AAA and Platform Security
- Certificate Management Enhancements for TLS Inspection (?Tech Preview; not for production deployments) – With the introduction of the TLS Inspection feature, certificate management now supports addition and modification of certification bundles and the ability to generate CA certificates to be used with the TLS Inspection feature. In addition, the general certificate management UI can carry modifications that simplify import/export of certificates.
- High Availability and Scale enhancements for LDAP Integration – LDAP configuration now supports the configuration of multiple LDAP servers per domain and support for ‘trust’ of multiple certificates associated with different LDAP servers per domain.
- Increased Scale – There are several increases in the supported scale for the largest deployments. For details on scale changes, see the VMware Configuration Maximums tool.

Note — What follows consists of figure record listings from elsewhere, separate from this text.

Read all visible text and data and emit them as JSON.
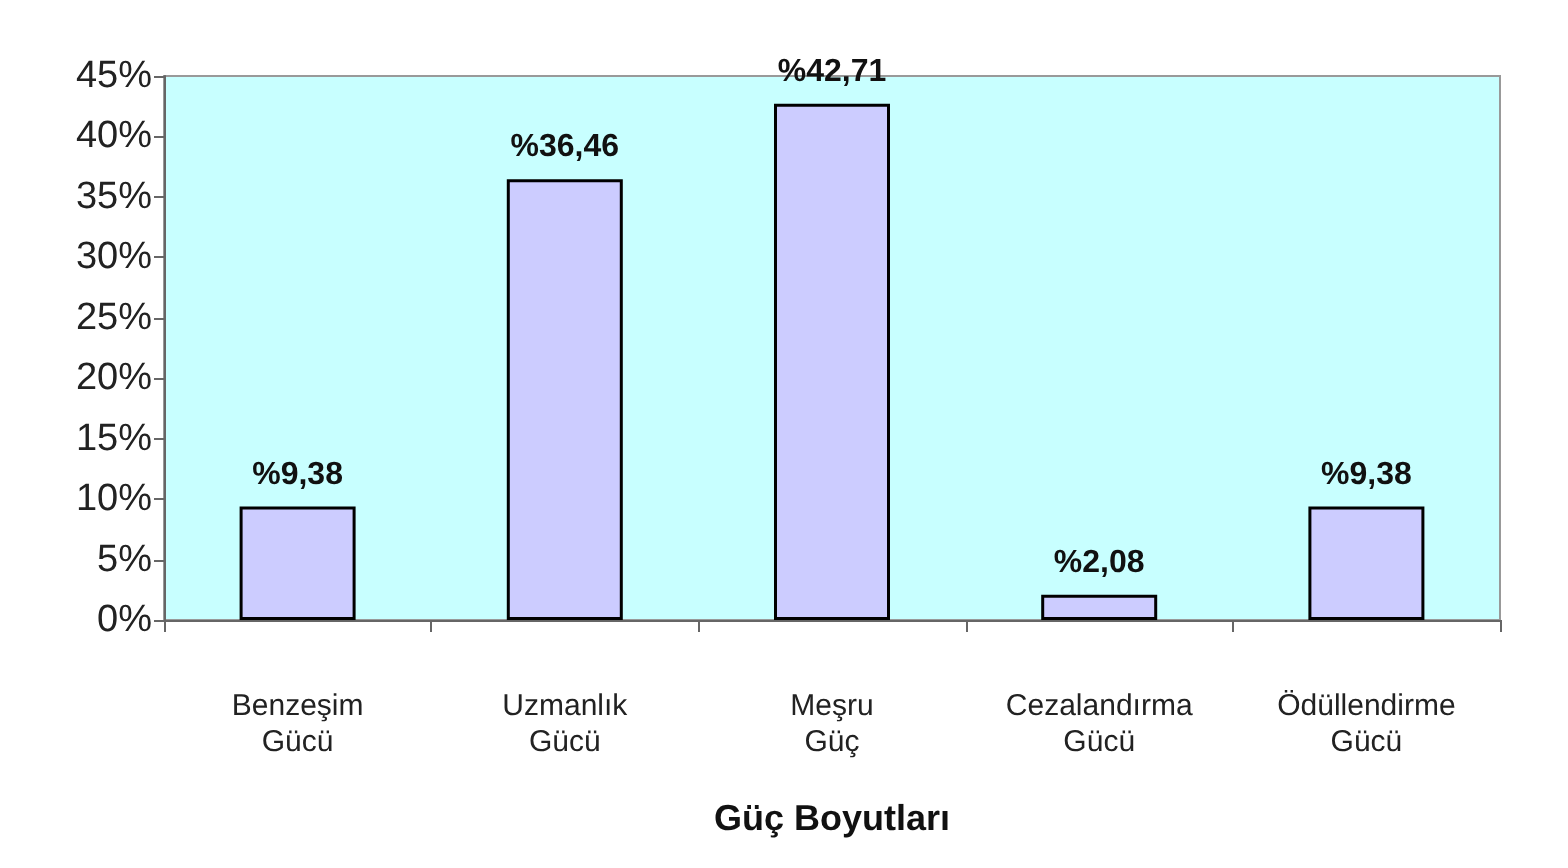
{
  "chart_data": {
    "type": "bar",
    "xlabel": "Güç Boyutları",
    "categories": [
      "Benzeşim\nGücü",
      "Uzmanlık\nGücü",
      "Meşru\nGüç",
      "Cezalandırma\nGücü",
      "Ödüllendirme\nGücü"
    ],
    "values": [
      9.38,
      36.46,
      42.71,
      2.08,
      9.38
    ],
    "color": "#ccccff",
    "value_labels": [
      "%9,38",
      "%36,46",
      "%42,71",
      "%2,08",
      "%9,38"
    ],
    "ylim": [
      0,
      45
    ],
    "yticks": [
      {
        "value": 0,
        "label": "0%"
      },
      {
        "value": 5,
        "label": "5%"
      },
      {
        "value": 10,
        "label": "10%"
      },
      {
        "value": 15,
        "label": "15%"
      },
      {
        "value": 20,
        "label": "20%"
      },
      {
        "value": 25,
        "label": "25%"
      },
      {
        "value": 30,
        "label": "30%"
      },
      {
        "value": 35,
        "label": "35%"
      },
      {
        "value": 40,
        "label": "40%"
      },
      {
        "value": 45,
        "label": "45%"
      }
    ]
  }
}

- License Enforcement – NSX-T now ensures that users are license-compliant by restricting access to features based on license edition. New users are able to access only those features that are available in the edition that they have purchased. Existing users who have used features that are not in their license edition are restricted to only viewing the objects; create and edit will be disallowed.
- New Licenses – Added support for new VMware NSX Gateway Firewall and NSX Federation Add-On and continues to support NSX Data Center licenses (Standard, Professional, Advanced, Enterprise Plus, Remote Office Branch Office) introduced in June 2018, and previous VMware NSX for vSphere license keys. See VMware knowledge base article 52462 for more information about NSX licenses.
NSX Data Center for vSphere to NSX-T Data Center Migration
- Migration for VMware Integrated OpenStack – Added the capability to perform NSX for vSphere to NSX-T migration in VIO environments without breaking the OpenStack representation of the objects. This feature requires the support of migration capabilities by the VMware Integrated OpenStack version that is used.
- Bring your own Topology – The Migration Coordinator extends its model to offer migration between NSX for vSphere and a user defined topology in NSX-T. This offers more flexibility for users to define their NSX-T topology and extends the number of topologies which can be migrated from NSX for vSphere to NSX-T.This feature can only be used for the configuration migration in order to enable lift and shift or as part of the complete workflow doing in place migration.
- Support OSPF Migration for fixed topologies – The Migration Coordinator supports fixed topologies with OSPF (instead of BGP and static). This allows users wanting to use fixed topologies (and not BYOT) to do so even when they have OSP configured for N/S connectivity between ESG and top of rack (OSPF between ESG and DLR was already supported and replaced by NSX-T internal routing).
- Increased scale for Migration Coordinator – The Migration Coordinator scale is increasing in order to cover larger environments and come closer to NSX for vSphere maximum scale.
- Migration of Guest Introspection – NSX for vSphere to NSX-T migration for GI is now added in migration coordinator. You can use this feature provided the partner vendor also supports the migration coordinator.
- IDFW/RDSH Migration – The migration coordinator now supports Identity based firewall configurations.